Succession d’années climatiques extrêmes

En 2018, des phénomènes de sécheresse et de canicule intenses ont sévi de fin juin à fin octobre plaçant l’année au premier rang depuis 60 ans pour l’intensité et la durée du stress hydrique et au deuxième rang des années les plus chaudes, avec un nombre de jours de chaleur, supérieur ou égal à 25 °C, deux fois plus important que la normale. Les effets sur la végétation forestière, déjà visibles dans le courant de l’été 2018, se sont renforcés. 2019 a été à nouveau exceptionnelle avec des records de chaleur atteints dès le mois de juin et une sécheresse précoce. 2020 vient d’offrir le deuxième printemps le plus chaud depuis 1900… Cette succession d’années climatiques extrêmes font que les arbres souffrent. « Il est désormais probable que les essences introduites hors de leur aire naturelle sur des stations non favorables disparaîtront à terme en plaine (épicéa et sapin pectiné notamment) », estiment les forestiers.

La sylviculture s’adapte au changement climatique
Chantier de regarnissage d’une plantation de douglas en éco-reboisement.
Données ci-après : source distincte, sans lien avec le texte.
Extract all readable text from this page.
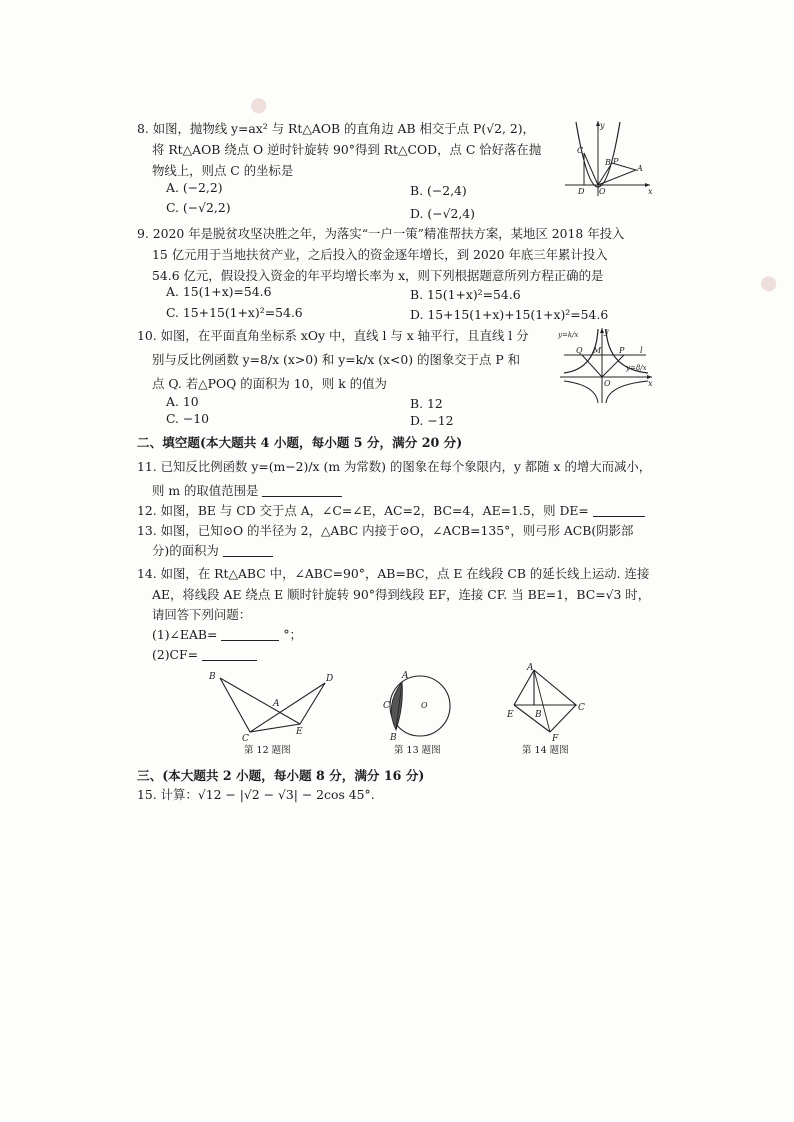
8. 如图，抛物线 y=ax² 与 Rt△AOB 的直角边 AB 相交于点 P(√2, 2)，
将 Rt△AOB 绕点 O 逆时针旋转 90°得到 Rt△COD，点 C 恰好落在抛
物线上，则点 C 的坐标是
A. (−2,2)	B. (−2,4)
C. (−√2,2)	D. (−√2,4)
y
C
B P
A
D O	x
9. 2020 年是脱贫攻坚决胜之年，为落实“一户一策”精准帮扶方案，某地区 2018 年投入
15 亿元用于当地扶贫产业，之后投入的资金逐年增长，到 2020 年底三年累计投入
54.6 亿元，假设投入资金的年平均增长率为 x，则下列根据题意所列方程正确的是
A. 15(1+x)=54.6	B. 15(1+x)²=54.6
C. 15+15(1+x)²=54.6	D. 15+15(1+x)+15(1+x)²=54.6
10. 如图，在平面直角坐标系 xOy 中，直线 l 与 x 轴平行，且直线 l 分
别与反比例函数 y=8/x (x>0) 和 y=k/x (x<0) 的图象交于点 P 和
点 Q. 若△POQ 的面积为 10，则 k 的值为
A. 10	B. 12
C. −10	D. −12
y=k/x	y
Q M P l
O	x
y=8/x
二、填空题(本大题共 4 小题，每小题 5 分，满分 20 分)
11. 已知反比例函数 y=(m−2)/x (m 为常数) 的图象在每个象限内，y 都随 x 的增大而减小，
则 m 的取值范围是
12. 如图，BE 与 CD 交于点 A，∠C=∠E，AC=2，BC=4，AE=1.5，则 DE=
13. 如图，已知⊙O 的半径为 2，△ABC 内接于⊙O，∠ACB=135°，则弓形 ACB(阴影部
分)的面积为
14. 如图，在 Rt△ABC 中，∠ABC=90°，AB=BC，点 E 在线段 CB 的延长线上运动. 连接
AE，将线段 AE 绕点 E 顺时针旋转 90°得到线段 EF，连接 CF. 当 BE=1，BC=√3 时，
请回答下列问题：
(1)∠EAB=	°；
(2)CF=
B	D
A
C
E
第 12 题图
A
C	O
B
第 13 题图
A
E B
C
F
第 14 题图
三、(本大题共 2 小题，每小题 8 分，满分 16 分)
15. 计算：√12 − |√2 − √3| − 2cos 45°.
●
●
La sylviculture s’adapte au changement climatique

Encore bien adapté au contexte des massifs du Morvan et du Haut-Beaujolais, le douglas demeure une essence reine. Originaire d’Amérique du Nord, il présente plusieurs variétés dont certaines sont plus adaptées à la sécheresse, indique Romain Lachèze. Outre l’adaptation variétale, le CRPF encourage à diversifier les espèces à la place de la monoculture. Plusieurs essais sont en cours avec des plantations mélangeant cèdres, chênes rouge, pins, douglas, acacias…. « Il s’agit de ne pas mettre tous ses œufs dans un même panier », confirme Richard Lachèze à la CFBL (coopérative forestière Bourgogne Limousin). Dans le sud Morvan, la coopérative implante des mélanges de cèdres et de douglas ; douglas, cèdres et pins sur les crêtes ; douglas et mélèzes sur les meilleurs terrains. Mais aussi des mélanges de feuillus et de résineux, révèle le représentant de la CFBL. Dans la Nièvre, 70 hectares d’épicéas détruits par les scolytes ont été remplacés par un mélange de onze espèces d’arbres. Les premiers signes de dépérissement avaient été observés au printemps 2018. La récolte en urgence est intervenue dès l’été 2018 générant 18.500 m3 de bois. Avant de replanter, la CFBL a conduit une étude cartographique ainsi qu’une étude pédologique. Pour la première fois, la coopérative a fait usage de son nouvel outil "orthophoto" pour une cartographie plus précise. La prise d’images (plus de 5.000 photos aériennes) a été réalisée au moyen d’un drone. Grâce à l’orthophoto dont la qualité d’image est impressionnante, les cartographes ont pu établir un inventaire très précis des terrains à reboiser et ajuster les peuplements. Parmi les onze essences retenues, le chêne sessile domine avec près de la moitié du peuplement. Il est accompagné de douglas, chêne rouge, sapin de Turquie, mélèze hybride, pin taeda, pin maritime, pin laricio, sapin de Nordman, érable Sycomore, aulne glutineux. Pour la plantation, la CFBL a mis en œuvre la technique dite de la micro-mécanisation plus respectueuse des sols. Elle a utilisé aussi des plants en godets moins vulnérables que les plants à racines nues. Tout cela s’inscrivant dans un itinéraire de préparation du sol localisé appelé "éco-reboisement" pour un taux de reprise optimum.

 

Le douglas, une essence à part sur le marché

L’effondrement du marché du bois blanc d’épicéas n’a pas d’effet sur le douglas dont le cours continue de se situer à 55-60 € le mètre cube. C’est même presque le contraire puisque des scieries utilisatrices d’épicéas pour la charpente se tournent vers le douglas indemne de scolytes. C’est le cas y compris de scieries allemandes habituées aux épicéas outre-Rhin. La demande pour le douglas est très forte en ce moment. Or cette essence est très localisée en Europe au niveau des massifs bourguignons, en Rhône-Alpes, dans le Limousin. Une situation porteuse pour cette essence à part dont la capacité à capter le carbone dépasse de loin celle d’un taillis de chêne.